The oldest known figurative work of art in the world was discovered in a cave in Indonesia – a captivating image of a warty pig.
Archaeologists working at the site on the island of Sulawesi said the rock art was at least 45,500 years old. It is also considered the oldest image of an animal that survived. Painted with ocher red pigment, the animal appears to be watching a fight or social interaction between two other warty pigs.

Painted in red ocher, the scene shows a warty pig watching other warty pigs fighting or otherwise interacting. Credit: Basran Burhan
Previously, the oldest known rock art was thought to have first appeared in Europe 40,000 years ago, exhibiting abstract symbols. 35,000 years ago, art became more sophisticated, exhibiting horses and other animals.
These latest discoveries in Indonesia challenged a long-held belief that artistic expression – and the cognitive leap that may have accompanied it – started in Europe.

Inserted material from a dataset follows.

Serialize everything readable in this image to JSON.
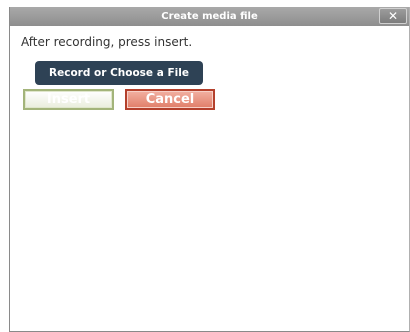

Cave paintings in Indonesia are shedding new light on human history.
The study’s co-author, Maxime Aubert, an archeologist and associate professor at Griffith University in Australia, who specializes in rock art dating, said that view was “Eurocentric”.

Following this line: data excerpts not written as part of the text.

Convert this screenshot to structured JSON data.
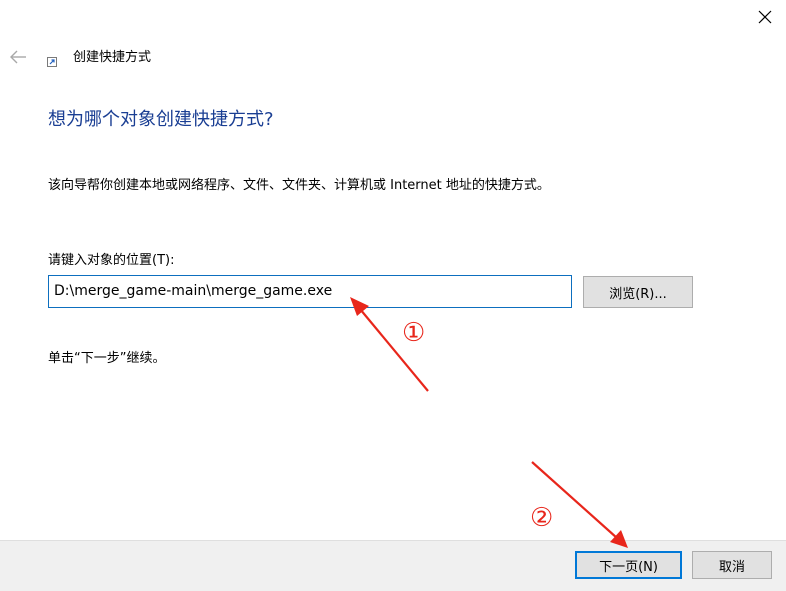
{
  "window": {
    "close_glyph": "✕"
  },
  "header": {
    "back_icon": "back-arrow-icon",
    "shortcut_icon": "shortcut-icon",
    "title": "创建快捷方式"
  },
  "main": {
    "heading": "想为哪个对象创建快捷方式?",
    "description": "该向导帮你创建本地或网络程序、文件、文件夹、计算机或 Internet 地址的快捷方式。",
    "location_label": "请键入对象的位置(T):",
    "location_value": "D:\\merge_game-main\\merge_game.exe",
    "browse_label": "浏览(R)...",
    "continue_hint": "单击“下一步”继续。"
  },
  "footer": {
    "next_label": "下一页(N)",
    "cancel_label": "取消"
  },
  "annotations": {
    "marker_1": "①",
    "marker_2": "②",
    "color": "#e8261b"
  },
  "colors": {
    "heading": "#1a3e93",
    "focus_border": "#0078d7",
    "footer_bg": "#f0f0f0",
    "button_bg": "#e1e1e1"
  }
}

It is now thought that the ability to create figurative art – which makes reference to the real world – arose before Homo sapiens migrated out of Africa and went to Europe and Asia, more than 60,000 years ago, or that it arose more than once with the spread of humans across the globe.
Dated rock art
One reason for this may be because it is particularly difficult to date rock art, explained Aubert. However, rock art made in limestone caves can sometimes be dated by measuring the radioactive decomposition of elements such as uranium in calcium carbonate deposits – sometimes called cave popcorn – that naturally form on the surface of the cave. .

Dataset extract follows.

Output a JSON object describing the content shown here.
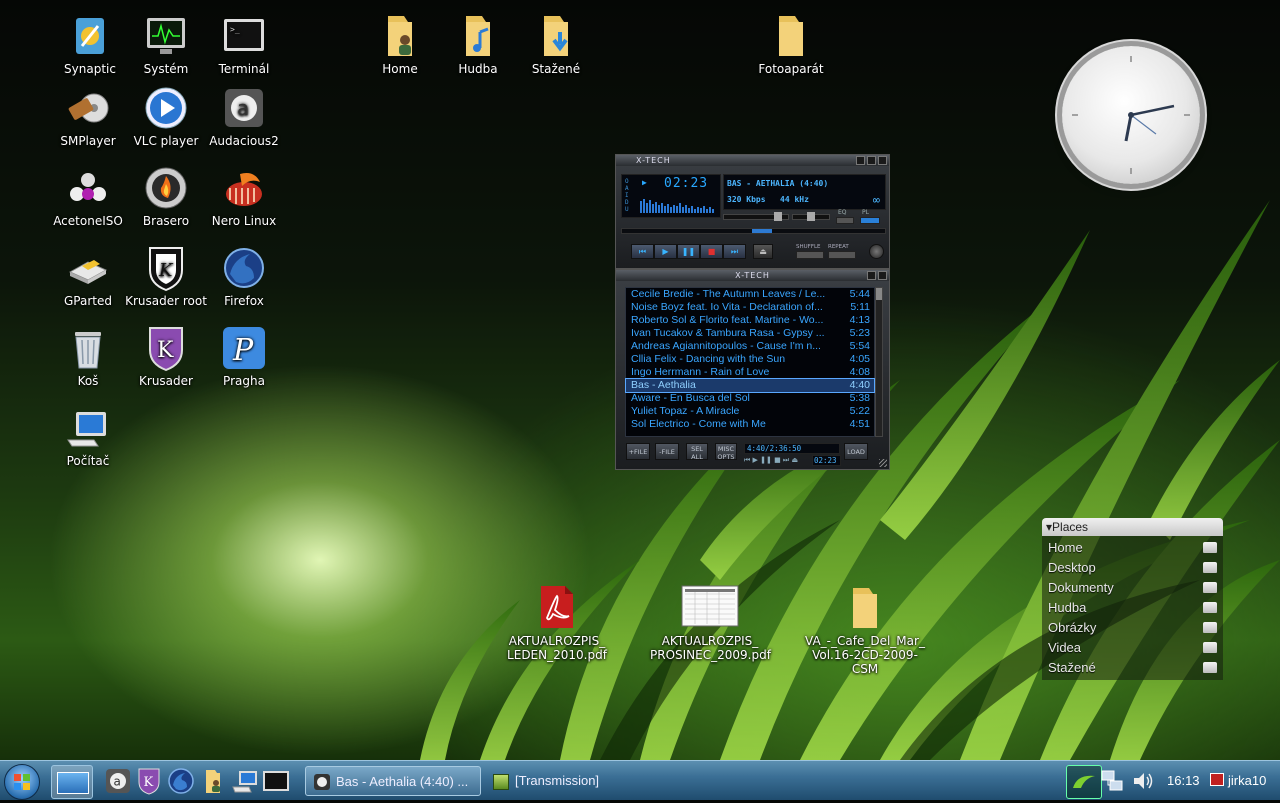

This was the case at Leang Tedongnge, in southern Sulawesi, where a small cave popcorn formed on the back leg of the pig’s figure after being painted. The date indicates that the scene was painted before 45,500 years ago, said Aubert, and the cave art could have been much older.
A second image of Sulawesi’s warty pig, from another cave in the region, was dated at least 32,000 years ago using the same method in the study published in Science Advances on Wednesday.

A second depiction of a warty pig in another cave was dated at least 32,000 years ago. Credit: AA Oktaviana
The team hopes that future research in eastern Indonesia will lead to the discovery of much older rock art and other archaeological evidence, dating back at least 65,000 years.
“We found and documented many images of rock art in Sulawesi that are still awaiting scientific dating. We hope that the oldest rock art on this island will produce even more significant discoveries,” said study co-author and Indonesian rock art expert Adhi Agus Oktaviana , a doctoral student at Griffith University.

Steep limestone cliffs surround the limestone cave where the painting was found. The cave is only accessible through a narrow passage in the dry season. Credit: AA Oktaviana
Prehistoric picassos
The researchers were confident that the image was of a warty pig, which is shown in profile and filled with irregular patterns of painted lines and strokes, because of the presence of sharp ridges on the head and facial warts – the two conspicuous protrusions shaped like horn in the upper snout area.
The painted pig on the cave ceiling measures 187 centimeters (6 feet) long and 110 centimeters (3.6 feet) high and is a red or blackberry color – prehistoric artists used iron-rich rock as a pigment and could have used two colors. The researchers said there are three other pigs on the scene.

The researchers were confident that the image was of a warty pig because of the two conspicuous horn-shaped protrusions in the upper snout area. Credit: AA Oktaviana
Warty pigs are still common in Indonesia and have since been domesticated.
Not much is known about the people who made the art, Aubert said.
The research indicated that Homo sapiens arrived in Southeast Asia between 60,000 and 70,000 years ago. Although the researchers say they cannot definitively conclude that the work of art is the work of cognitively modern humans, this was the most likely explanation.
“Our species must have crossed Wallacea in vessels to reach Australia at least 65,000 years ago,” said Aubert, referring to the region between mainland Asia and Australia.
“However, the Wallacean islands are poorly explored and, today, the first archaeological evidence excavated in this region is much more recent.”
“This discovery highlights the remarkable antiquity of rock art in Indonesia and its great significance for understanding the history of art in deep times and its role in the early history of humanity,” said study co-author Adam Brumm, professor at the Center of Australian Research for Human Evolution of Griffith.